In an unexpected turn of events, AI startup Writer's Palmyra X V3 has emerged as the top-performing non-OpenAI model, surpassing Google's PaLM 2 in the latest Stanford University ranking of foundation model performance. Despite its smaller 72 billion-parameter size, Palmyra secured the third spot on the Holistic Evaluation of Language Models (HELM) Lite leaderboard, with PaLM 2 trailing in fourth place.

Notably, the open-source Yi-34B from Chinese startup 01.ai, founded by visionary Kai-Fu Lee, claimed a higher position on the Stanford leaderboard than models from Anthropic, Meta, and even Mistral 7B. Trained on three trillion tokens, Yi-34B showcased remarkable performance across various metrics.

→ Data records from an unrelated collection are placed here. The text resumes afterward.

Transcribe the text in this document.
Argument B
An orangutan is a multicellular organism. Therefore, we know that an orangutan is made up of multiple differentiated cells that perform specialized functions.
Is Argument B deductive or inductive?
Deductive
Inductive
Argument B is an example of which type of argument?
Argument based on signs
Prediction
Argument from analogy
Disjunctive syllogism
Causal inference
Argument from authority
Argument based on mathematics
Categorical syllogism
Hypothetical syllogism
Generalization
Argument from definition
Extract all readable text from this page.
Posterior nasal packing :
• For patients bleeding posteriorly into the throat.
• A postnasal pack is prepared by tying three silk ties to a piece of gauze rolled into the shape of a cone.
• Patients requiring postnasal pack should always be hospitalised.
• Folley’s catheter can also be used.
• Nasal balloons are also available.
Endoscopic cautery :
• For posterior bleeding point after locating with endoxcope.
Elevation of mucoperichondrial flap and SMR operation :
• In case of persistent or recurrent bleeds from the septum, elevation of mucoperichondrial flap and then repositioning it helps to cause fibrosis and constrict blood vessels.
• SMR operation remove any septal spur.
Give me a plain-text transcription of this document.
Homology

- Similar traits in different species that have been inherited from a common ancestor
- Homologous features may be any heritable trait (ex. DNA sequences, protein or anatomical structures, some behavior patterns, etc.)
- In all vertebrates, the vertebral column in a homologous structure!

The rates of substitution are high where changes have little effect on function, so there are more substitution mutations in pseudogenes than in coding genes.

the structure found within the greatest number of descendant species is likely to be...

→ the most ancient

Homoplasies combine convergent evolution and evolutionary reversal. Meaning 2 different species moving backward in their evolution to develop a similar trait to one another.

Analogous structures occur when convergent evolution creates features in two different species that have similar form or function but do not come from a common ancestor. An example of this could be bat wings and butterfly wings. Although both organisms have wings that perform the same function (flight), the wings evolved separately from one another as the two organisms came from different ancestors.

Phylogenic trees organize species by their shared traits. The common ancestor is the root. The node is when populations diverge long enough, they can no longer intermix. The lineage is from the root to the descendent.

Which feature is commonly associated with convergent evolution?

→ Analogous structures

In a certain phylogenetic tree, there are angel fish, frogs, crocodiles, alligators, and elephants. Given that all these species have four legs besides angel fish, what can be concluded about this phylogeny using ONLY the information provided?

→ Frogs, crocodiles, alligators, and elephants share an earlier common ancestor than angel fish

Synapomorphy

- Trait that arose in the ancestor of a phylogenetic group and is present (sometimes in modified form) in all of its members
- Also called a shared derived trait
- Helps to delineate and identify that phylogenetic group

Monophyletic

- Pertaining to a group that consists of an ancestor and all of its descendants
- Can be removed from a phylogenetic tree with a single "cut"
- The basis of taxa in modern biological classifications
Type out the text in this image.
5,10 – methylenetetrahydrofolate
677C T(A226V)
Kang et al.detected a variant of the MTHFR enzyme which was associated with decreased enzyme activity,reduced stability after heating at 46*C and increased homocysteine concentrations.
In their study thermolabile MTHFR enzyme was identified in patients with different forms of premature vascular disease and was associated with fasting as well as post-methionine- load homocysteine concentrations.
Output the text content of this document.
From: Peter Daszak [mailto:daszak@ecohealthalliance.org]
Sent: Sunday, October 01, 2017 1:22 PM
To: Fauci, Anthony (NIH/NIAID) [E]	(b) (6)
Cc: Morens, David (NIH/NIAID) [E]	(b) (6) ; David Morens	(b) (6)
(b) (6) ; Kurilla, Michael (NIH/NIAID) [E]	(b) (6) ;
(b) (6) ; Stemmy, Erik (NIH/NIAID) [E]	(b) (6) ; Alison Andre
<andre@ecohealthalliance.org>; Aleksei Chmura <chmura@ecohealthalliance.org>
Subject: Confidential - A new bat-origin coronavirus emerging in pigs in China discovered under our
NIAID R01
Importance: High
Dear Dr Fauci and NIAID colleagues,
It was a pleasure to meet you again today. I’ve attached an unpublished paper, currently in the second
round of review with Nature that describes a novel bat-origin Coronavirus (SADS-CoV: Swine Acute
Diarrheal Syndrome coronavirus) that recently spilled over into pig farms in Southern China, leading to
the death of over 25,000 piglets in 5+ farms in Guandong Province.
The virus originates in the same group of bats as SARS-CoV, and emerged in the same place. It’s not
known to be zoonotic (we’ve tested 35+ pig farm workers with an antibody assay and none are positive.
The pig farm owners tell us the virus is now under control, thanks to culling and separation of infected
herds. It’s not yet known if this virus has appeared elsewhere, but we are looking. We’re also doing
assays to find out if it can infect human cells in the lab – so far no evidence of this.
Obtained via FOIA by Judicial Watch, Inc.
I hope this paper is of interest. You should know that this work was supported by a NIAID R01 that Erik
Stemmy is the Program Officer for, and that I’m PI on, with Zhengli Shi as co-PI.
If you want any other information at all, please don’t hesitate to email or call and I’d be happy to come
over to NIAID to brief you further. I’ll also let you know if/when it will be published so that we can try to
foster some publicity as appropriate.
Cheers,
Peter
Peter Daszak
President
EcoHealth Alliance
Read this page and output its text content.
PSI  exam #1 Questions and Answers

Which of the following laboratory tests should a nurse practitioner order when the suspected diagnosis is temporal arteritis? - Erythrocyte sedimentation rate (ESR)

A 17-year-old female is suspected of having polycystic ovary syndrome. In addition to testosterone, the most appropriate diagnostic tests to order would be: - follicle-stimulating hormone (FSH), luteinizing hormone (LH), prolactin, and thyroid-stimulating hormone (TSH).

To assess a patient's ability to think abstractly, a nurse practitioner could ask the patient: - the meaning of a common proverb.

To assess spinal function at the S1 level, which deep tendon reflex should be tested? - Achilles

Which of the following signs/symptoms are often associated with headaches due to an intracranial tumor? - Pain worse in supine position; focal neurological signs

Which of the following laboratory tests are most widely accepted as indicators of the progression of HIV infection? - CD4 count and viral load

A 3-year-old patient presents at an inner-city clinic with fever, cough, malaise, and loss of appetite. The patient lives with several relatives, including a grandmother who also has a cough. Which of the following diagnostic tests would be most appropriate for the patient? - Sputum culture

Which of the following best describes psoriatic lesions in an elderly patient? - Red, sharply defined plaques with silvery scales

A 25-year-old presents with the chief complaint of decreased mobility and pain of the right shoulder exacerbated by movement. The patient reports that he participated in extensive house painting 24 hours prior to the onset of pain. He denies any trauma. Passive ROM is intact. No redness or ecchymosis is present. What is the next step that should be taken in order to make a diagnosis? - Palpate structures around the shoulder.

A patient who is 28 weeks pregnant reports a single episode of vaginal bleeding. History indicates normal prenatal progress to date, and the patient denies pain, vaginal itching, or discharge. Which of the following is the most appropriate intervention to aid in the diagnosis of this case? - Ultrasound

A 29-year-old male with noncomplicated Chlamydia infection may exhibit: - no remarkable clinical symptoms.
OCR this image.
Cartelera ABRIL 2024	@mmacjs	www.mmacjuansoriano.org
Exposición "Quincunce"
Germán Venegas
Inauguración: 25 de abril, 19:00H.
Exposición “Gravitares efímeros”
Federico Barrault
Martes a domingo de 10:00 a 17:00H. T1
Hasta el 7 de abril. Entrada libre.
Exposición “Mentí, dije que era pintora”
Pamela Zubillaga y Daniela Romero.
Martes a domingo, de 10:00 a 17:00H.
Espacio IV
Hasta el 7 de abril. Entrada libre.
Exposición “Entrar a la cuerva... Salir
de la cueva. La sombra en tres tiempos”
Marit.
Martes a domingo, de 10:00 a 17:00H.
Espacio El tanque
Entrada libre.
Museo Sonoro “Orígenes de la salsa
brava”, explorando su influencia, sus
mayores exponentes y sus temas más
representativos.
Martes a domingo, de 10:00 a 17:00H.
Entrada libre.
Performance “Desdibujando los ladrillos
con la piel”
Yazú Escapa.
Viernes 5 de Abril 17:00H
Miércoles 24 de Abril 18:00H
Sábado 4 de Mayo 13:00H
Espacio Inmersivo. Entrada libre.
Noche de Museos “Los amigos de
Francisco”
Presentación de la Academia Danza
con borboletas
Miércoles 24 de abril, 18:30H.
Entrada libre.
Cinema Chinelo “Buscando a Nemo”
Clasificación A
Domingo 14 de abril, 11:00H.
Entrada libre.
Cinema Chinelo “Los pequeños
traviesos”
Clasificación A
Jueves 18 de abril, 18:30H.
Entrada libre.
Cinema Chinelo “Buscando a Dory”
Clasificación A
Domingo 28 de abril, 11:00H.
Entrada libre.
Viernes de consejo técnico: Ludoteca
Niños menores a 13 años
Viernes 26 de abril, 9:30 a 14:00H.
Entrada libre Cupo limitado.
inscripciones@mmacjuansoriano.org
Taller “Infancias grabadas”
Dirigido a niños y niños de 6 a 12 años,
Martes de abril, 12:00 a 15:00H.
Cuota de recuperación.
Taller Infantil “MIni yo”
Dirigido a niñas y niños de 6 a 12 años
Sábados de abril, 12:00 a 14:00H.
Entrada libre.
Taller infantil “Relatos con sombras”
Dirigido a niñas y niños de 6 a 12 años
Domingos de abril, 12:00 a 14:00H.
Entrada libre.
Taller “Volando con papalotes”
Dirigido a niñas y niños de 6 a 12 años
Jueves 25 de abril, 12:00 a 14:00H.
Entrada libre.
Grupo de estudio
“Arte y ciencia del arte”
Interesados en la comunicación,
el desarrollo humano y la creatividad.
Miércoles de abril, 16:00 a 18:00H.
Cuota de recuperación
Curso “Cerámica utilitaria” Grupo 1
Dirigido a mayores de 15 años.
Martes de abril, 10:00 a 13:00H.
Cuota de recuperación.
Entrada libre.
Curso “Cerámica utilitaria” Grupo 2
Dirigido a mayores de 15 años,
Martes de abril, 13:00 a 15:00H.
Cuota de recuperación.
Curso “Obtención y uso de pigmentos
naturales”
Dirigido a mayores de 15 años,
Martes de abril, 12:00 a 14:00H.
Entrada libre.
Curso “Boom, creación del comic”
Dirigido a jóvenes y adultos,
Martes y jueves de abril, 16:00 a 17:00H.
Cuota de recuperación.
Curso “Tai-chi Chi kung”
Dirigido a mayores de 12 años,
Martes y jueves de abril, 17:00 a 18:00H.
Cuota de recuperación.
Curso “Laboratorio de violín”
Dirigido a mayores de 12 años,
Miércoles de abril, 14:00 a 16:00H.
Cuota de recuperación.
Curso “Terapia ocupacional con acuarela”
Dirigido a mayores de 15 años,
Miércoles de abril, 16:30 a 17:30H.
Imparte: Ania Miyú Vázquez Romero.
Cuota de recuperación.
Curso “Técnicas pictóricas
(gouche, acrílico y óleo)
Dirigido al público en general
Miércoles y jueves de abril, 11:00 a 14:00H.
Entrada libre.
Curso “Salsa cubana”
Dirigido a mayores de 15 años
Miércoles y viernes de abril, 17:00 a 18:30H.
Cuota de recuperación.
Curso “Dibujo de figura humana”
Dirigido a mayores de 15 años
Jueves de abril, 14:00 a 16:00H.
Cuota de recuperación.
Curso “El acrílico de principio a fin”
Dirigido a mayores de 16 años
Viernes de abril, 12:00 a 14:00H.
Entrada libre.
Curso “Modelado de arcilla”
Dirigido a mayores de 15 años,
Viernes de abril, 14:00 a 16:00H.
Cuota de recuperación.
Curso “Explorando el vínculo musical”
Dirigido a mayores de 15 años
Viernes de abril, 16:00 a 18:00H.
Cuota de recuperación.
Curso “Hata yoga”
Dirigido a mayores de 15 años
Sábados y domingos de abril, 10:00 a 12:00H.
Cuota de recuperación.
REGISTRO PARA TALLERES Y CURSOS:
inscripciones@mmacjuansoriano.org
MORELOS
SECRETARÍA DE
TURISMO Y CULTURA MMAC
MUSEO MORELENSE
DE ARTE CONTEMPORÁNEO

While OpenAI's GPT-4 predictably secured the top spot, its Turbo version took second place, introduced as a more cost-effective model capable of handling significantly more text. Despite its enhanced capabilities, GPT-4 Turbo faced challenges in adhering to instructions, resulting in a lower placement compared to its predecessor.

Percy Liang, an associate professor of computer science at Stanford University, highlighted the unexpected success of smaller models in outperforming their larger counterparts. He noted that some recent models exhibited excessive chattiness, providing correct answers in incorrect formats, a phenomenon observed in the HELM Lite test.

The HELM Lite evaluation, designed to be both lightweight and comprehensive, tests models across various capabilities, including machine translation, medicine, and book-related questions. Stanford's researchers, inspired by Hugging Face's Open LLM leaderboard, are now developing a new benchmark in collaboration with MLCommons to assess model safety.

It's worth mentioning that the Stanford team faced limitations in accessing closed-system models such as GPT-4 and Claude. Instead, they employed standard interfaces and carefully crafted prompts to guide the models to generate outputs in the desired format, shedding light on the dynamic landscape of AI model performance.